Is Rathgeber’s resignation a sign of things to come?

"Rathgeber’s decision comes from listening to his constituents and the moral obligation he has..."

The news that Alberta MP Brent Rathgeber has decided to resign from the Conservative party is the first bit of common sense I’ve heard emerging from the ivory towers of the Parliament Buildings in a long time.

I’m sure he isn’t the only MP to feel this way and perhaps his exit might spur more elected officials to realize they are in Ottawa to speak on our behalf, not repeat written handouts by public relations types who are more interested in keeping their jobs than representing Canadians.

More importantly I applaud Rathgeber’s decision to sit as an Independent. That immediately proved to me he’s not out to make any grandstand move by symbolically walking across the floor and joining another political party.

This isn’t the same move as Lise St. Denis made when she left the NDP party to join the Liberals.

And it’s nowhere near the audacity that David Emerson had when he left the Liberals for the Conservatives less than two weeks after an election.

Those two decisions were based more on personal motives and advancing their respective political careers than it was out of respect for Canadian voters.

But Rathgeber’s decision comes from listening to his constituents and the moral obligation he has, as an elected representative, to stand up for his riding first and foremost.

I must admit much of what comes out of Ottawa in the last few decades has been greeted with obvious skepticism and mistrust.

After all, we’ve heard about a former Prime Minister accepting an envelop stuffed with cash.

Another Prime Minister secretly funnelling funds to fight a referendum in Quebec.

So when an MP, backbencher at that, stands up for what he believes and what he believes his party should be about, it’s bound to resonate.

The fact that he didn’t accept the comfort of an opposing party tells me he’s also confident in the support his constituents have in his decision.

Imagine that, a federal MP, in the ruling party, listening to the voters rather than the spin masters.

The recent scandals surrounding our political system have driven our respect for the institution to an all-time low.

But perhaps Rathgeber is the canary in the coal mine.

Perhaps his standing up to the scripted response from the Prime Minister’s Office and the vetting of his comments is the start of something bigger.

Will other elected officials dare to stand up to Prime Minister Stephen Harper and his backroom buddies?

Or will they weigh the benefits of a fat pension, cushy expense account and chauffeured limousines as a reason to just keep their mouths shut.

Look at Revelstoke MP David Wilks who complained about the Conservatives omnibus budget bill last year.
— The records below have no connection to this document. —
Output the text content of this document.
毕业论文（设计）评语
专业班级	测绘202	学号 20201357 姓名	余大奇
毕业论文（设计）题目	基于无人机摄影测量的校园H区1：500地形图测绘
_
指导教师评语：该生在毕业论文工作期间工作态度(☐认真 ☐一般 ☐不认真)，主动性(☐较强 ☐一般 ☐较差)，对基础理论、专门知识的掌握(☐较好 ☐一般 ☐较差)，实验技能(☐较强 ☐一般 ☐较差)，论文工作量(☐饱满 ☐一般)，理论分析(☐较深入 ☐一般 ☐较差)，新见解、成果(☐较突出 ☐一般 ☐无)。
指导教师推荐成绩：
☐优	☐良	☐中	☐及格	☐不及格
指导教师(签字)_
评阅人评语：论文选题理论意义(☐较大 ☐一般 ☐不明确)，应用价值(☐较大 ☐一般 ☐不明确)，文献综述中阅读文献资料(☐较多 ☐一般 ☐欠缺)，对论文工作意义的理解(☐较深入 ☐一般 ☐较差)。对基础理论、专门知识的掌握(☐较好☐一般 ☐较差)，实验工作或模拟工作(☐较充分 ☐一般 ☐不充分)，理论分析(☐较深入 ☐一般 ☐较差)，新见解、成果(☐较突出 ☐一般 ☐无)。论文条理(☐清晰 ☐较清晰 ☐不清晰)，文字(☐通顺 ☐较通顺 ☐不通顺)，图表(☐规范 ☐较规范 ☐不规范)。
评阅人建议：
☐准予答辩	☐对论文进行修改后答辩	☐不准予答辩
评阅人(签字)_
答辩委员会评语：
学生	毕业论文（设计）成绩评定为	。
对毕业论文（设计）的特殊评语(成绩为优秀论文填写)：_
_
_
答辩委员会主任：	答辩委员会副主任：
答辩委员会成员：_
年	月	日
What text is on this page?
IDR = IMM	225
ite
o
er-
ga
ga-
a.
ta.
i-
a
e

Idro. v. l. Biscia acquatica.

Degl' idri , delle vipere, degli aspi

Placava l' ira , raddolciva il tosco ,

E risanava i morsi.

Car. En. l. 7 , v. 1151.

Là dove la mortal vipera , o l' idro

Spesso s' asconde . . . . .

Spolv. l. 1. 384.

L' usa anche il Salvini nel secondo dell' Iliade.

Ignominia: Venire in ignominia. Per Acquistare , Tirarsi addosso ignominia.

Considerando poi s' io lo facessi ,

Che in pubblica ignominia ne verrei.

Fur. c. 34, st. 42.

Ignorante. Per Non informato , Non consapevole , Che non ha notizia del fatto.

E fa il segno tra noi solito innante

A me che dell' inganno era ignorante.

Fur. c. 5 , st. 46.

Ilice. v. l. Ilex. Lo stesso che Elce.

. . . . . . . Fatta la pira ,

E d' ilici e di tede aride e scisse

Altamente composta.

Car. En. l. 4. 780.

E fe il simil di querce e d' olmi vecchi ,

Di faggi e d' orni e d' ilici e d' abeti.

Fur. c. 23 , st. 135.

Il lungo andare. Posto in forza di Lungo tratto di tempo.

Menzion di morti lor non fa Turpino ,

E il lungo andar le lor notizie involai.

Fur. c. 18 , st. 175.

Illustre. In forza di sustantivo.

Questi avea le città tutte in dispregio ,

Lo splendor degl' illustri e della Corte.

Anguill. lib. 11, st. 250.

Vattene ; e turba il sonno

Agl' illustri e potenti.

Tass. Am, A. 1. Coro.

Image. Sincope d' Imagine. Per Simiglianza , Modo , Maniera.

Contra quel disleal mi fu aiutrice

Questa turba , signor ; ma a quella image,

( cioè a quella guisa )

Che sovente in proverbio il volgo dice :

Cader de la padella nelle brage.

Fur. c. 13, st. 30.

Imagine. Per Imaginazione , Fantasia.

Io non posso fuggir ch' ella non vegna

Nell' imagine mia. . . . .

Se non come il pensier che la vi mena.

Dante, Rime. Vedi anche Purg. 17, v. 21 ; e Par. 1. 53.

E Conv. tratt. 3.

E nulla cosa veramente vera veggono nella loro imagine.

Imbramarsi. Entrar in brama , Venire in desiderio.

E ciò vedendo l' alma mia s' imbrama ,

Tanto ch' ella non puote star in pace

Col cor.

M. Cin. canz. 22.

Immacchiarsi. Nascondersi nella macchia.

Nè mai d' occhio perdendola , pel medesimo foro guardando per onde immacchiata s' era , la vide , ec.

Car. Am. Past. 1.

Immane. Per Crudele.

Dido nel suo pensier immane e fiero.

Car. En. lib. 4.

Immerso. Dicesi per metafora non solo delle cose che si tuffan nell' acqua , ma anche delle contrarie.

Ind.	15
He told his constituents that he had “no choice,” but to vote with his party.

Rathgeber has proven that he does have a choice. It’s up to Wilks to have the backbone to follow it through and trust voters will respect him for that.
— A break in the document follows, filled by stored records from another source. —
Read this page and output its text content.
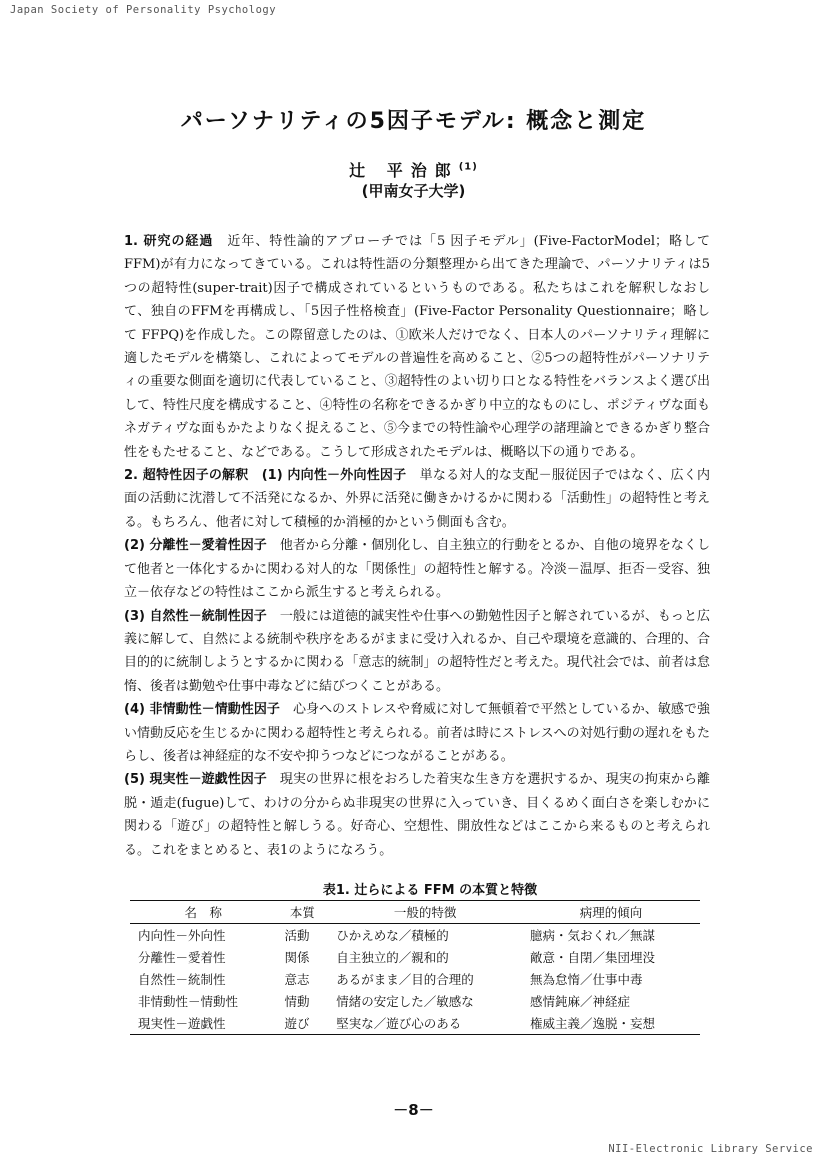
Japan Society of Personality Psychology
パーソナリティの5因子モデル: 概念と測定
辻 平治郎$^{(1)}$
(甲南女子大学)

1. 研究の経過　 近年、特性論的アプローチでは「5 因子モデル」(Five-FactorModel；略して FFM)が有力になってきている。これは特性語の分類整理から出てきた理論で、パーソナリティは5つの超特性(super-trait)因子で構成されているというものである。私たちはこれを解釈しなおして、独自のFFMを再構成し、「5因子性格検査」(Five-Factor Personality Questionnaire；略して FFPQ)を作成した。この際留意したのは、①欧米人だけでなく、日本人のパーソナリティ理解に適したモデルを構築し、これによってモデルの普遍性を高めること、②5つの超特性がパーソナリティの重要な側面を適切に代表していること、③超特性のよい切り口となる特性をバランスよく選び出して、特性尺度を構成すること、④特性の名称をできるかぎり中立的なものにし、ポジティヴな面もネガティヴな面もかたよりなく捉えること、⑤今までの特性論や心理学の諸理論とできるかぎり整合性をもたせること、などである。こうして形成されたモデルは、概略以下の通りである。

2. 超特性因子の解釈　(1) 内向性－外向性因子　 単なる対人的な支配－服従因子ではなく、広く内面の活動に沈潜して不活発になるか、外界に活発に働きかけるかに関わる「活動性」の超特性と考える。もちろん、他者に対して積極的か消極的かという側面も含む。

(2) 分離性－愛着性因子　 他者から分離・個別化し、自主独立的行動をとるか、自他の境界をなくして他者と一体化するかに関わる対人的な「関係性」の超特性と解する。冷淡－温厚、拒否－受容、独立－依存などの特性はここから派生すると考えられる。

(3) 自然性－統制性因子　 一般には道徳的誠実性や仕事への勤勉性因子と解されているが、もっと広義に解して、自然による統制や秩序をあるがままに受け入れるか、自己や環境を意識的、合理的、合目的的に統制しようとするかに関わる「意志的統制」の超特性だと考えた。現代社会では、前者は怠惰、後者は勤勉や仕事中毒などに結びつくことがある。

(4) 非情動性－情動性因子　 心身へのストレスや脅威に対して無頓着で平然としているか、敏感で強い情動反応を生じるかに関わる超特性と考えられる。前者は時にストレスへの対処行動の遅れをもたらし、後者は神経症的な不安や抑うつなどにつながることがある。

(5) 現実性－遊戯性因子　 現実の世界に根をおろした着実な生き方を選択するか、現実の拘束から離脱・遁走(fugue)して、わけの分からぬ非現実の世界に入っていき、目くるめく面白さを楽しむかに関わる「遊び」の超特性と解しうる。好奇心、空想性、開放性などはここから来るものと考えられる。これをまとめると、表1のようになろう。

表1. 辻らによる FFM の本質と特徴
名　称	本質	一般的特徴	病理的傾向
内向性－外向性	活動	ひかえめな／積極的	臆病・気おくれ／無謀
分離性－愛着性	関係	自主独立的／親和的	敵意・自閉／集団埋没
自然性－統制性	意志	あるがまま／目的合理的	無為怠惰／仕事中毒
非情動性－情動性	情動	情緒の安定した／敏感な	感情鈍麻／神経症
現実性－遊戯性	遊び	堅実な／遊び心のある	権威主義／逸脱・妄想
－8－
NII-Electronic Library Service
I don’t expect a mass exodus from the Conservative Party but I wouldn’t be surprised to see a few more Tory backbenchers speak up.

We’ve already seen two Conservative MPs, Mark Warawa and Leon Benoit, complain that their voices were silenced by their own party. Is it a matter of time before they actually have the courage to do what Rathgeber did?

I don’t think this issue is solely the domain of the Conservative Party. In the past Jean Chretien held an iron fist over the Liberal MPs of his era and Brian Mulroney was so cunning that he’s been shunned by today’s incarnation of the Tories.

No doubt members of the current opposition parties also keep tabs on what their members are saying and try to steer the narrative into exposing the party in power rather than constructive concerns on the state of the nation.

Watching NDP leader Thomas Mulcair hammer away at the Prime Minister over the Senate scandal makes for great court TV but does little to shorten the employment line or put food on a struggling family’s table.

Greedy senators and backroom deals should be dealt with by the justice system and the politicians should get back to doing what they promised to do – deal with the issues that impact Canadians.

Rathgeber’s anger boiled over when his private members bill to disclose salaries of top public servants was altered.

To me, finding out what those civil servants make would only make me angrier at the fat-cat system we have allowed to flourish.

However, his frustration at the controls hovering over elected members by the Prime Minister’s staffers is one that should concern all citizens interested in democracy.

Rathgeber’s move has provided a little bit of light at the end of the dark tunnel that is the current state of Canadian politics.

What unfolds over the next little while will tell us if his move actually had an impact or it will be business as usual in the Ivory Tower.